All are monogamous, seasonal substrate brooders, with a fairly large territorial requirement – a diameter roughly 5 to 10 times adult male length. Many are highly competitive, and only the smallest species are suitable for a Central American community, and then only in a large (120 cm/48 in) tank. NONE IS SUITABLE FOR THE GENERAL COMMUNITY. They should never be mixed with their Amazonian cousins, whose temperament and water requirements are completely different, though some can be housed with some cichlids from hard water areas of north-west South America. Digging is often frequent and extensive.
Males are usually larger than females and have longer finnage; one sex may be more colourful than the other. Ideally pairs should be given their own quarters, at least for breeding, with 80 cm (30 in) the minimum tank length for the smallest species. The males of some large species may represent a serious danger to the females.

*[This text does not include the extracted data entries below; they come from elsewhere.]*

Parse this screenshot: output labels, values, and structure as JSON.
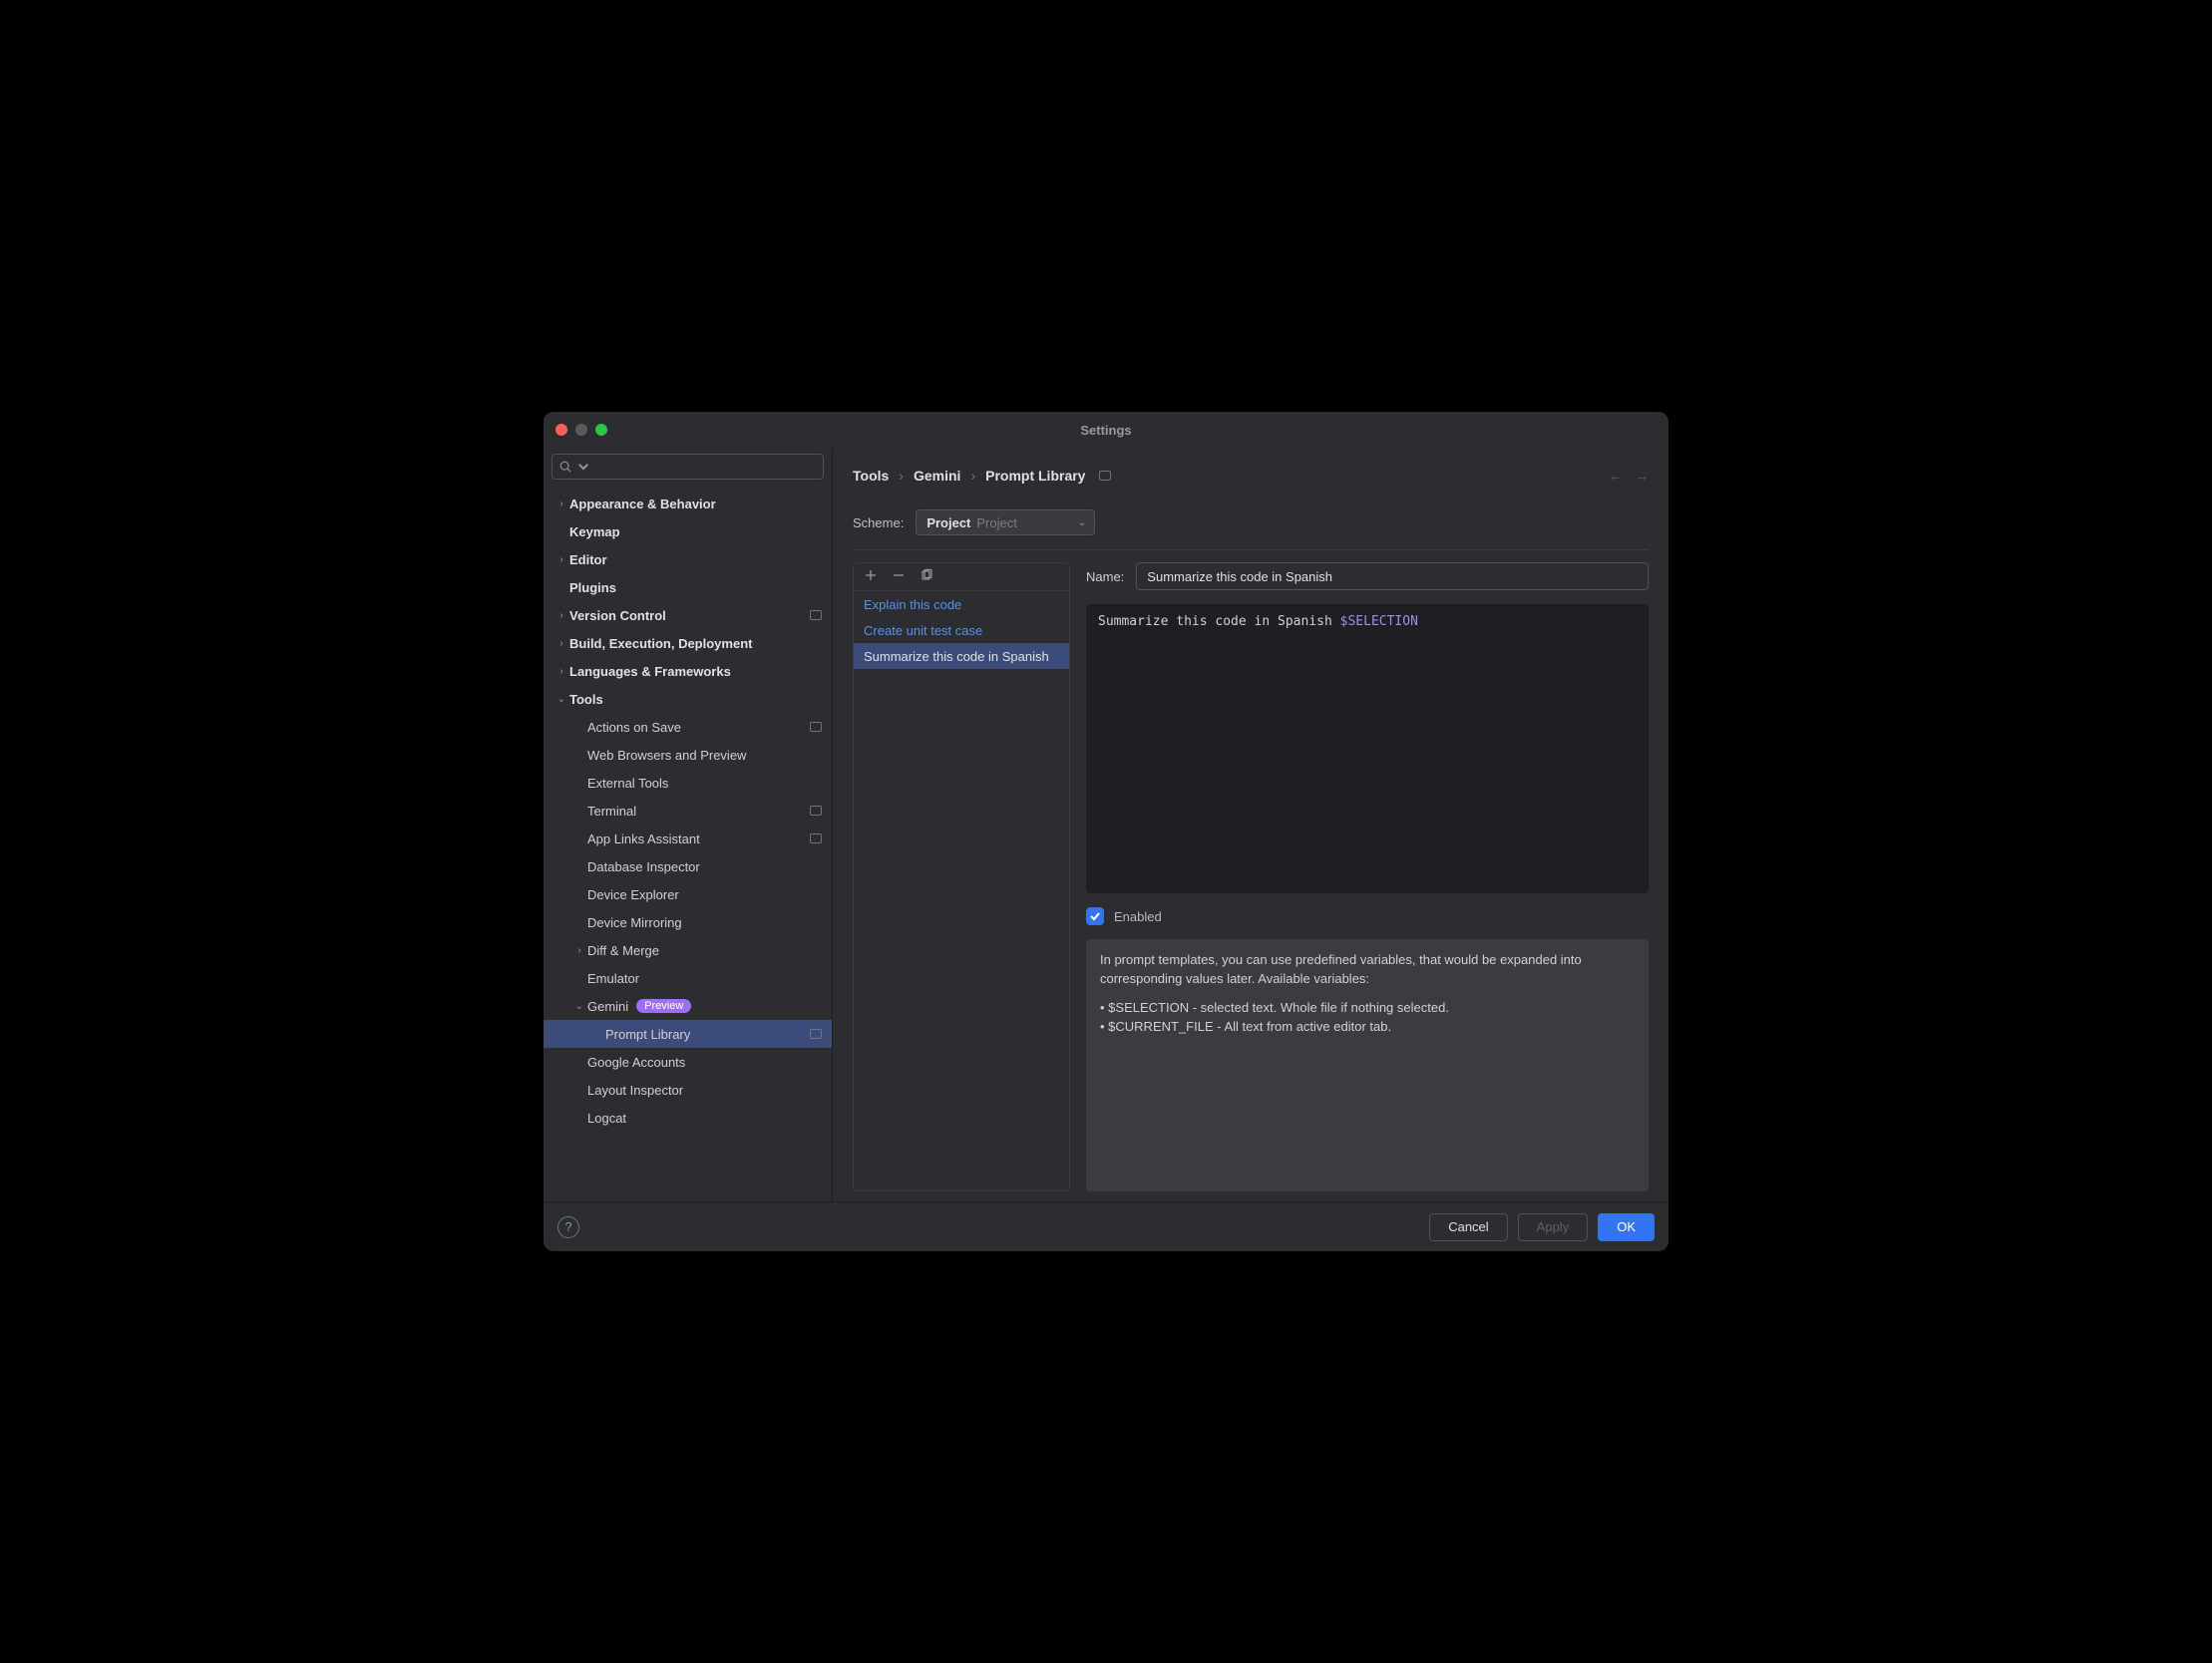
{
  "window": {
    "title": "Settings"
  },
  "search": {
    "placeholder": ""
  },
  "sidebar": {
    "items": [
      {
        "label": "Appearance & Behavior",
        "expandable": true,
        "expanded": false
      },
      {
        "label": "Keymap",
        "expandable": false
      },
      {
        "label": "Editor",
        "expandable": true,
        "expanded": false
      },
      {
        "label": "Plugins",
        "expandable": false
      },
      {
        "label": "Version Control",
        "expandable": true,
        "expanded": false,
        "projIcon": true
      },
      {
        "label": "Build, Execution, Deployment",
        "expandable": true,
        "expanded": false
      },
      {
        "label": "Languages & Frameworks",
        "expandable": true,
        "expanded": false
      },
      {
        "label": "Tools",
        "expandable": true,
        "expanded": true,
        "children": [
          {
            "label": "Actions on Save",
            "projIcon": true
          },
          {
            "label": "Web Browsers and Preview"
          },
          {
            "label": "External Tools"
          },
          {
            "label": "Terminal",
            "projIcon": true
          },
          {
            "label": "App Links Assistant",
            "projIcon": true
          },
          {
            "label": "Database Inspector"
          },
          {
            "label": "Device Explorer"
          },
          {
            "label": "Device Mirroring"
          },
          {
            "label": "Diff & Merge",
            "expandable": true,
            "expanded": false
          },
          {
            "label": "Emulator"
          },
          {
            "label": "Gemini",
            "expandable": true,
            "expanded": true,
            "badge": "Preview",
            "children": [
              {
                "label": "Prompt Library",
                "selected": true,
                "projIcon": true
              }
            ]
          },
          {
            "label": "Google Accounts"
          },
          {
            "label": "Layout Inspector"
          },
          {
            "label": "Logcat"
          }
        ]
      }
    ]
  },
  "breadcrumb": {
    "parts": [
      "Tools",
      "Gemini",
      "Prompt Library"
    ]
  },
  "scheme": {
    "label": "Scheme:",
    "valueStrong": "Project",
    "valueDim": "Project"
  },
  "promptList": {
    "items": [
      {
        "label": "Explain this code"
      },
      {
        "label": "Create unit test case"
      },
      {
        "label": "Summarize this code in Spanish",
        "selected": true
      }
    ]
  },
  "detail": {
    "nameLabel": "Name:",
    "nameValue": "Summarize this code in Spanish",
    "promptText": "Summarize this code in Spanish ",
    "promptVar": "$SELECTION",
    "enabledLabel": "Enabled",
    "enabled": true,
    "helpIntro": "In prompt templates, you can use predefined variables, that would be expanded into corresponding values later. Available variables:",
    "helpBullet1": "• $SELECTION - selected text. Whole file if nothing selected.",
    "helpBullet2": "• $CURRENT_FILE - All text from active editor tab."
  },
  "footer": {
    "cancel": "Cancel",
    "apply": "Apply",
    "ok": "OK"
  }
}
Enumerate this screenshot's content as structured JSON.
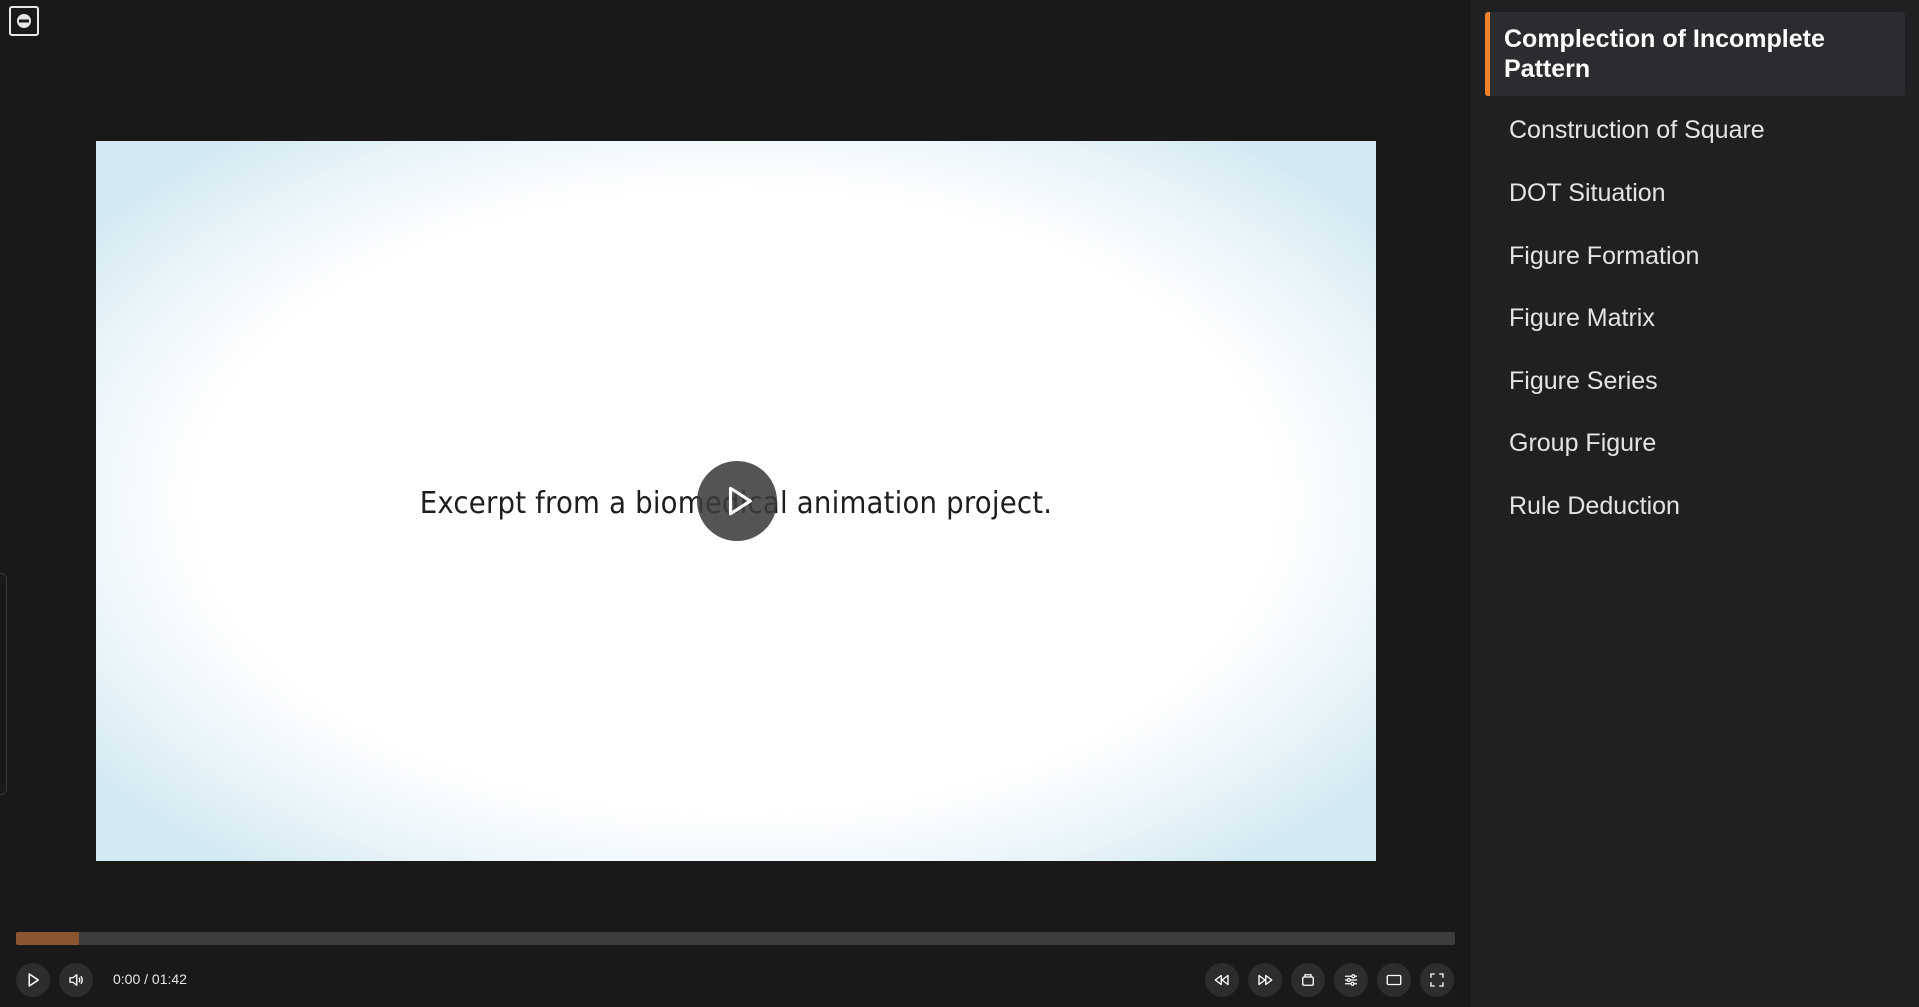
{
  "video": {
    "caption": "Excerpt from a biomedical animation project.",
    "progress_fraction": 0.044,
    "time_display": "0:00 / 01:42"
  },
  "sidebar": {
    "items": [
      {
        "label": "Complection of Incomplete Pattern",
        "active": true
      },
      {
        "label": "Construction of Square",
        "active": false
      },
      {
        "label": "DOT Situation",
        "active": false
      },
      {
        "label": "Figure Formation",
        "active": false
      },
      {
        "label": "Figure Matrix",
        "active": false
      },
      {
        "label": "Figure Series",
        "active": false
      },
      {
        "label": "Group Figure",
        "active": false
      },
      {
        "label": "Rule Deduction",
        "active": false
      }
    ]
  },
  "colors": {
    "accent": "#f0822e",
    "progress": "#8a5530",
    "background": "#191919",
    "sidebar_bg": "#1f2022"
  },
  "icons": {
    "logo": "circle-logo-icon",
    "big_play": "play-icon",
    "controls": [
      "play-icon",
      "volume-icon",
      "rewind-icon",
      "fast-forward-icon",
      "cast-icon",
      "settings-sliders-icon",
      "theater-mode-icon",
      "fullscreen-icon"
    ]
  }
}
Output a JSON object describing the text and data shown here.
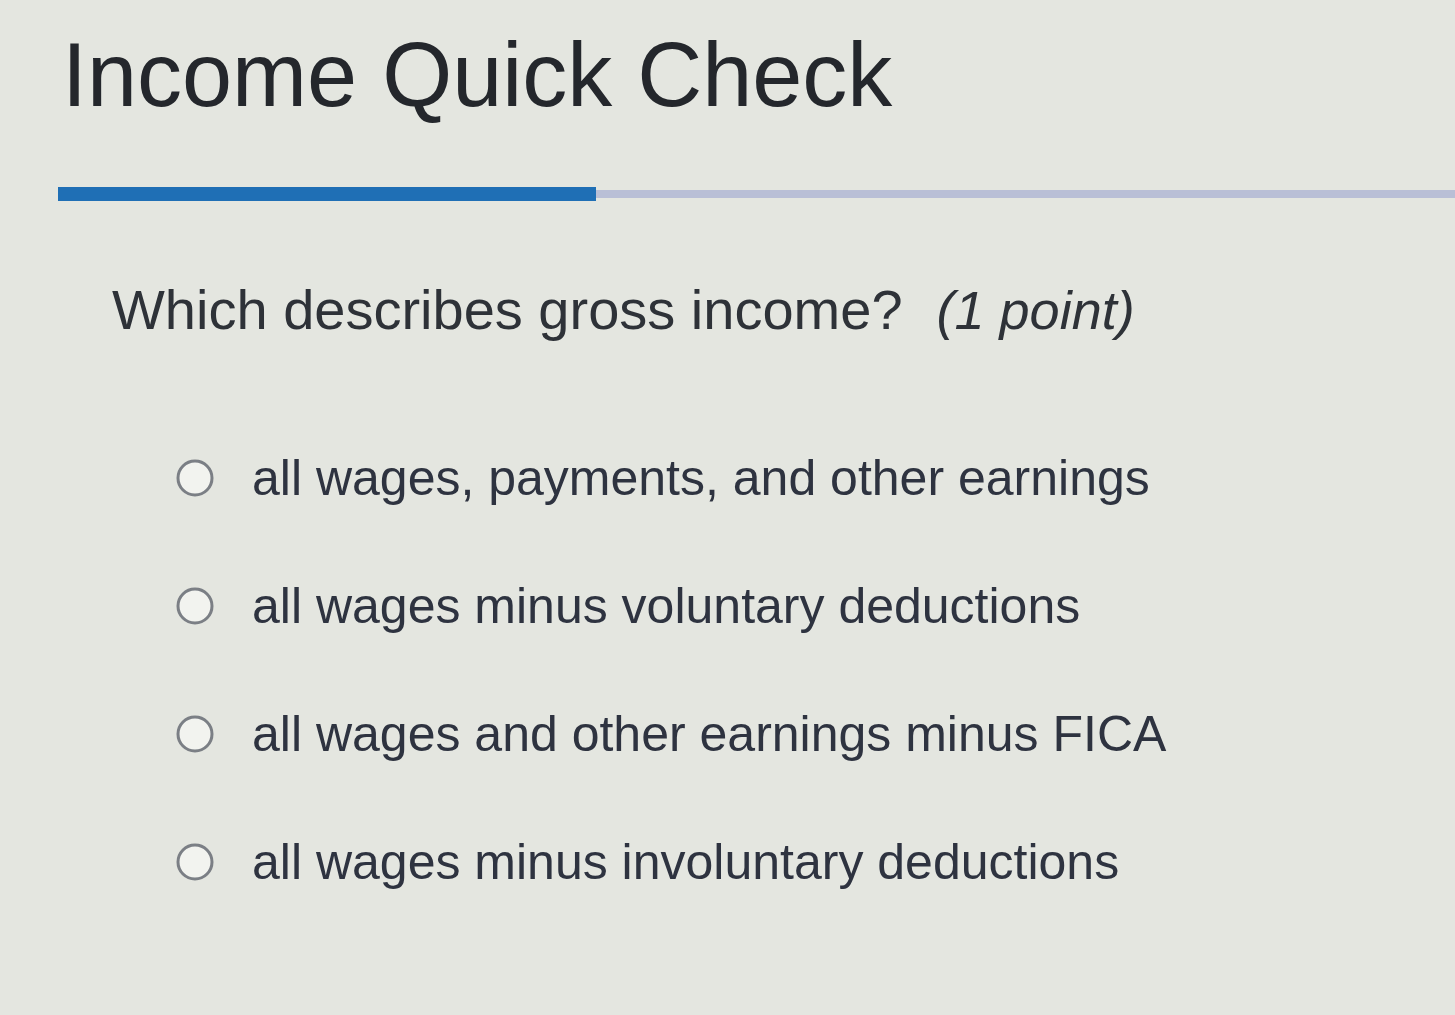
{
  "title": "Income Quick Check",
  "progress": {
    "level": 0.385
  },
  "question": {
    "text": "Which describes gross income?",
    "points": "(1 point)"
  },
  "options": [
    {
      "label": "all wages, payments, and other earnings",
      "selected": false
    },
    {
      "label": "all wages minus voluntary deductions",
      "selected": false
    },
    {
      "label": "all wages and other earnings minus FICA",
      "selected": false
    },
    {
      "label": "all wages minus involuntary deductions",
      "selected": false
    }
  ]
}
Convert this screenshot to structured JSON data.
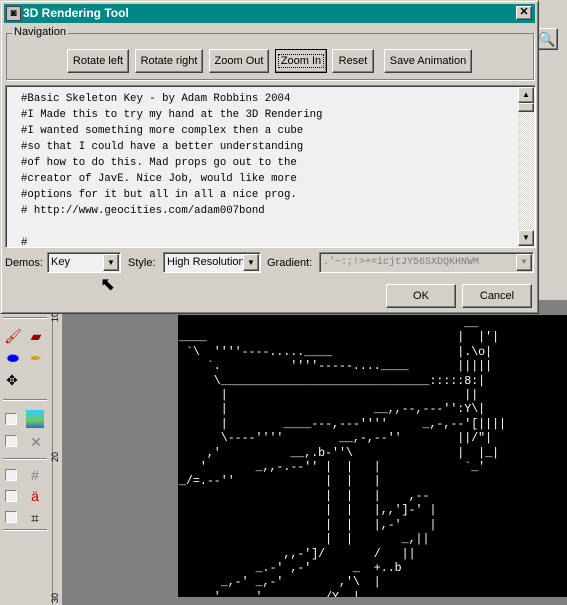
{
  "dialog": {
    "title": "3D Rendering Tool",
    "navigation": {
      "label": "Navigation",
      "buttons": [
        "Rotate left",
        "Rotate right",
        "Zoom Out",
        "Zoom In",
        "Reset",
        "Save Animation"
      ],
      "focused": "Zoom In"
    },
    "script_lines": [
      "#Basic Skeleton Key - by Adam Robbins 2004",
      "#I Made this to try my hand at the 3D Rendering",
      "#I wanted something more complex then a cube",
      "#so that I could have a better understanding",
      "#of how to do this. Mad props go out to the",
      "#creator of JavE. Nice Job, would like more",
      "#options for it but all in all a nice prog.",
      "# http://www.geocities.com/adam007bond",
      "",
      "#"
    ],
    "demos": {
      "label": "Demos:",
      "value": "Key"
    },
    "style": {
      "label": "Style:",
      "value": "High Resolution"
    },
    "gradient": {
      "label": "Gradient:",
      "value": " .'~:;!>+=icjtJY56SXDQKHNWM",
      "disabled": true
    },
    "ok": "OK",
    "cancel": "Cancel"
  },
  "ruler": {
    "labels": [
      "10",
      "20",
      "30"
    ]
  },
  "canvas": {
    "ascii": "                                         __\n____                                    |  |'|\n `\\  ''''----.....____                  |.\\o|\n    `.          ''''-----....____       |||||\n     \\______________________________:::::8:|\n      |                                  ||\n      |                     __,,--,---'':Y\\|\n      |        ____---,---''''     _,-,--'[||||\n      \\----''''        __,-,--''        ||/\"|\n    ,'          __,.b-''\\               |  |_|\n   '       _,,-.--'' |  |   |            `_'\n_/=.--''             |  |   |\n                     |  |   |    ,--\n                     |  |   |,,']-' |\n                     |  |   |,-'    |\n                     |  |       _,||\n               ,,-']/       /   ||\n           _.-' ,-'      _  +..b\n      _,-' _,-'        ,'\\  |\n   ,,'    .'         /Y  |  ,"
  },
  "colors": {
    "titlebar": "#008888",
    "canvas": "#000000",
    "workspace": "#808080"
  }
}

Archocentrus, Neetroplus, and Herotilapia (7.5- 18 cm/3-7 in) are omnivorous cave brooders, feeding on invertebrates and some vegetable matter. Apart from Herotilapia and Archocentrus centrarchus, they tend to be very belligerent for their size. Thorichthys (10-15 cm/4-6 in) breed in caves or other sheltered sites (for example, between rocks, or beneath overhangs) and are insectivores.
Chuco, Copora, Paraneetroplus, Tomocichla, and Theraps (13-30 cm/5-12 in) are also cave brooders, but occur in faster-flowing water than other Central Americans. They require a rocky habitat. Paraneetroplus are herbivorous and the others largely insectivorous. Copora nicaraguensis is unusual for a substrate spawner in that its eggs are non-adhesive, laid in a pit, and taken into the mouth for cleaning.
Herichthys, Paratheraps, and Vieja (20-35 cm/8-14 in) are herbivorous open brooders, generally with little sexual dimorphism. Although peaceful in relation to their size, they require spacious (minimum 120 x 50 cm/48 x 18 in) private breeding quarters.Amphilophus (20-30 cm/8-12 in) are bottom-sifting omnivores. Some of these open brooders are extremely intolerant of con-specifics or similar-looking con-generics, and males may be a serious threat to females. Nandopsis and Petenia (15-75 cm/6-30 in), the “guapotes”, are open-brooding predators with piscivorous tendencies. They are solitary except when breeding, and are therefore intolerant of other fishes. Bonded pairs, however, are often highly tolerant of each other, and will unite to exterminate any competition.